When the Poles rose against their Russian masters in 1830-1831, Pushkin showed his true colours by publishing the poem To the Slanderers of Russia, in which he issued an open threat to Europe:

Ye’re bold of tongue — but hark, would ye in deed but try it
Or is the hero, now reclined in laurelled quiet,
Too weak to fix once more, Izmail’s red bayonet?
Or hath the Russian Tsar ever, in vain commanded?
Or must we meet all Europe banded?
Have we forgot to conquer yet?

Tolstoy, Dostoyevsky and numerous lesser figures wrote about the innate moral and spiritual superiority of Russians to anyone else. They glorified Russia as a great empire, implicitly entitled to civilise her neighbours, by flogging them if need be.

That sort of thing has been not so much the omnipresent motif of Russian culture, but the dominant one. When expressed with the artistic mastery of Pushkin or Tolstoy, the theme enchanted readers – and inspired men of action.

When you describe your country as the greatest, that’s both a superlative and a comparative. ‘Greatest’ means greater than anyone else – in Russia’s case, specifically the West and any other place that’s not Russia.

When those countries are smaller and weaker, pouncing on them is depicted as a cultural mission, not merely naked aggression. This is especially pronounced in the way Russia treats her former dependencies trying to break free, such as Georgia and the Ukraine.

The great Russian culture is touted as a justification for invasion – in exactly the same way that Pushkin called for disciplining Poland and anyone else who dared support her. I’d suggest no culture that teaches such lessons can be great – regardless of the number of accomplished artists it has produced.

The ultimate role of culture is to elevate man to a perch as near God as possible, not to reduce him to a feral beast or, at best, a smug, provincial Johnny-come-lately.

A message to the Russians: stop thumping your chest and screaming how great your country is. If it really is, quiet self-confidence, backed up by good and noble actions, will communicate that message much better.

And do leave others to their own vices and devices. They may have a point, you know.    

What, Tyler?!

I don’t know why I chose this silly pun to talk about the scandal brewing around the football commentator Martin Tyler.

Don’t call this card yellow, you racist pig

After all, other than his surname, he has nothing in common with Wat Tyler who led a 14th century peasant rebellion. I knew that, but the words came to me and I just put them down without giving it another thought. So there.

But boy, am I glad I’m not held to as much scrutiny as Martin Tyler and everyone else in the public eye. One gets the impression that the only way for those chaps not to get in trouble is to keep shtum.

Perhaps our TV channels should start hiring Trappist monks as commentators. They may not add any insights, but then neither would they offend our sensitive public the way Martin Tyler did – more than once.

His latest transgression came yesterday, when a Korean player named Son wrestled his opponent to the ground and got a yellow card for his trouble. Mr Tyler’s comment on the incident included the words ‘martial arts’, dropped as casually as my title above.
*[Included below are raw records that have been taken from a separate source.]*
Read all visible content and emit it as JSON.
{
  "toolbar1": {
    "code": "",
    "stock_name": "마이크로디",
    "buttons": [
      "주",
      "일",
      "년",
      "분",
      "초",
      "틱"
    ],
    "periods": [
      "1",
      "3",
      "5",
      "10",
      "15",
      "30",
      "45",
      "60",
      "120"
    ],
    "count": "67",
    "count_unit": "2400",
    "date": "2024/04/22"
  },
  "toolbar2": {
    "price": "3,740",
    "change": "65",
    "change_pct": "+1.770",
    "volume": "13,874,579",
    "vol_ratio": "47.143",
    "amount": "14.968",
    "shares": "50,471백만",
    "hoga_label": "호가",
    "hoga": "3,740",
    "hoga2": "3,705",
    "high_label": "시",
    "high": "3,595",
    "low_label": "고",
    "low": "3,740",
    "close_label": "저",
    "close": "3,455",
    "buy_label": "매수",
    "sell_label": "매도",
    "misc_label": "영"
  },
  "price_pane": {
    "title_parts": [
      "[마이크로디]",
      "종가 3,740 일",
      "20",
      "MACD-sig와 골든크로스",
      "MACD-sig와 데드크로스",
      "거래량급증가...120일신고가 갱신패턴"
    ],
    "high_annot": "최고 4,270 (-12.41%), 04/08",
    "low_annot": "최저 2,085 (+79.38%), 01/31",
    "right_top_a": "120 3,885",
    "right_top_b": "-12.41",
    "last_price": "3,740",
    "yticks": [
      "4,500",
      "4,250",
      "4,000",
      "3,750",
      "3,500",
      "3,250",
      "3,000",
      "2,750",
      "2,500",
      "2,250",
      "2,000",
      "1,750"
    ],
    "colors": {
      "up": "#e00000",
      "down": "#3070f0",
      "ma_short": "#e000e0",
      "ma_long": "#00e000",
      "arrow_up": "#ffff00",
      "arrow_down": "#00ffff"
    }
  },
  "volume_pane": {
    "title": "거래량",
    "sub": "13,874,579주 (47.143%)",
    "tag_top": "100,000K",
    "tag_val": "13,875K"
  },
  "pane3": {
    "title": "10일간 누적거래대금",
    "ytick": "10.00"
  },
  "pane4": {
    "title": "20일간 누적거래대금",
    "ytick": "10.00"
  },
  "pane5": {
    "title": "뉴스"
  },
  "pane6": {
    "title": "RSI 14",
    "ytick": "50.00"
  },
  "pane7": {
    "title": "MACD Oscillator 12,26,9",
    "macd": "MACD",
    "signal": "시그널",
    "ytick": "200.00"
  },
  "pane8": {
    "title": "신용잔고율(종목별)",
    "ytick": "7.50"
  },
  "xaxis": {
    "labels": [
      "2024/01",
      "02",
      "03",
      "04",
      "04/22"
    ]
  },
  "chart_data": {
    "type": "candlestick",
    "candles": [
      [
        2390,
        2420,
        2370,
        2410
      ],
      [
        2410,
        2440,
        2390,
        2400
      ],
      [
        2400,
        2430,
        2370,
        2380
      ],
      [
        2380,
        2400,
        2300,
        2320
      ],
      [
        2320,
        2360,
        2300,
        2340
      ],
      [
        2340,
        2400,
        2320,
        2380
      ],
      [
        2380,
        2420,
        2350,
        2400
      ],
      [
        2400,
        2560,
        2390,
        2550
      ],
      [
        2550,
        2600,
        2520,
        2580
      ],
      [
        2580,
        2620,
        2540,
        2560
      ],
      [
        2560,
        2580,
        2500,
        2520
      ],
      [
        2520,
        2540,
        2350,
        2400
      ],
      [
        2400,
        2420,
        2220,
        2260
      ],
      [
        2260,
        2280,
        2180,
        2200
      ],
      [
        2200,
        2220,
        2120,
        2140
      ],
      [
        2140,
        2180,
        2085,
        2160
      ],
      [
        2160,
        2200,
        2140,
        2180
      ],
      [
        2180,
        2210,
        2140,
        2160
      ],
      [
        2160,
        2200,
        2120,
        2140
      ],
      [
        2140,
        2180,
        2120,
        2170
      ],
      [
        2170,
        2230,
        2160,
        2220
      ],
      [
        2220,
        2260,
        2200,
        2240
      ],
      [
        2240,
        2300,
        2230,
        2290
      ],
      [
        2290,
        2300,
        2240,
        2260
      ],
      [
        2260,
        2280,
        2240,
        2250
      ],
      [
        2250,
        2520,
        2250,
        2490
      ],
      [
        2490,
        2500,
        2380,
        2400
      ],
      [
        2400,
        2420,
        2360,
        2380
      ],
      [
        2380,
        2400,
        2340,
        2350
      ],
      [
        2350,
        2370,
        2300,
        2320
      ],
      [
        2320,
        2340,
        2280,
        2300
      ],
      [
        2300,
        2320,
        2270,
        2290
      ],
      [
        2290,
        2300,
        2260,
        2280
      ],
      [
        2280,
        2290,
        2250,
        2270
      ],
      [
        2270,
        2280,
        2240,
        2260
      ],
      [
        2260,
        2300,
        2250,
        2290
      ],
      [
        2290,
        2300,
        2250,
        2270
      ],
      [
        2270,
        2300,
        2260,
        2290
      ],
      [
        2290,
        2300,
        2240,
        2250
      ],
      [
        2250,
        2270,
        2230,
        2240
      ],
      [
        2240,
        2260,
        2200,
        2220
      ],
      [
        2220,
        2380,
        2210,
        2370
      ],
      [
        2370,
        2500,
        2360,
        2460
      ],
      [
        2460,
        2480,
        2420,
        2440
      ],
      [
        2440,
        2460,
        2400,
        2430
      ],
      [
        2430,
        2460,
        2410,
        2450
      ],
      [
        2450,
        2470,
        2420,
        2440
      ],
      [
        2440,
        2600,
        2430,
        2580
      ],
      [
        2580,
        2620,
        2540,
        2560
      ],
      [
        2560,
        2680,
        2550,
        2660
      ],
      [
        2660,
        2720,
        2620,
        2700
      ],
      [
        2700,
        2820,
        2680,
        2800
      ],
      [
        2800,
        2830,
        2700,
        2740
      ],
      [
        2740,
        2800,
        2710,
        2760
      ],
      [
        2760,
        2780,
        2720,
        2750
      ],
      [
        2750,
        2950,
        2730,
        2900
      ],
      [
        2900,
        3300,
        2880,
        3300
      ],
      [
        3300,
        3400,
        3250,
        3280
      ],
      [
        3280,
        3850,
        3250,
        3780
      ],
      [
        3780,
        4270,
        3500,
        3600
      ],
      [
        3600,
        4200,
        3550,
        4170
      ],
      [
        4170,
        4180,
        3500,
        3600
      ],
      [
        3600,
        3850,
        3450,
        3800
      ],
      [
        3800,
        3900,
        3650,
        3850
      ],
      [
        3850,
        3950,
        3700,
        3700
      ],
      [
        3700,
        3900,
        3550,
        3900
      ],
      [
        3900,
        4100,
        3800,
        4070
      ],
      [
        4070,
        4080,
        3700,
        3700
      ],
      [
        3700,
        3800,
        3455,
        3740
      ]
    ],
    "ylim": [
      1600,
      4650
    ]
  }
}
Within minutes the whole Internet hell broke loose. “Are we not taking that as a racist comment?” asked one irate viewer.

Another fan said: “Martin Tyler saying ‘martial arts’… is not a good look.”

Such opprobrium was way too mild for another sanctimonious viewer: “Martin Tyler’s ‘martial arts’ comment about Son’s yellow card was disgusting, xenophobic and racist…”

Sky Sports, Mr Tyler’s employer, issued a grovelling apology and a veiled threat to the commentator: “Martin Tyler has been reminded of need for care with his wording. No offence was intended.”

Yes, but it was taken, though it’s hard to understand why. The part of Asia Mr Son is from is widely associated with martial arts. In fact, every one, other than boxing, I’ve ever heard of originated in China, Japan or Korea. That, I’d suggest, in no way demeans the dignity of Oriental people – quite the contrary.

In fact, Shaolin monks developed kung fu thousands of years ago because they weren’t allowed to carry weapons. Personally, I have nothing but admiration for people capable of defending themselves without running their assailant through with a sword.

Some people may feel differently, but still – where’s the racist offence? Mr Tyler’s remark was perfectly innocuous, as any sensible person would know. I’m sure that Son himself wouldn’t be in the least offended – as he isn’t when his besotted fans sing: “He will run and he will score, he will eat your Labrador”.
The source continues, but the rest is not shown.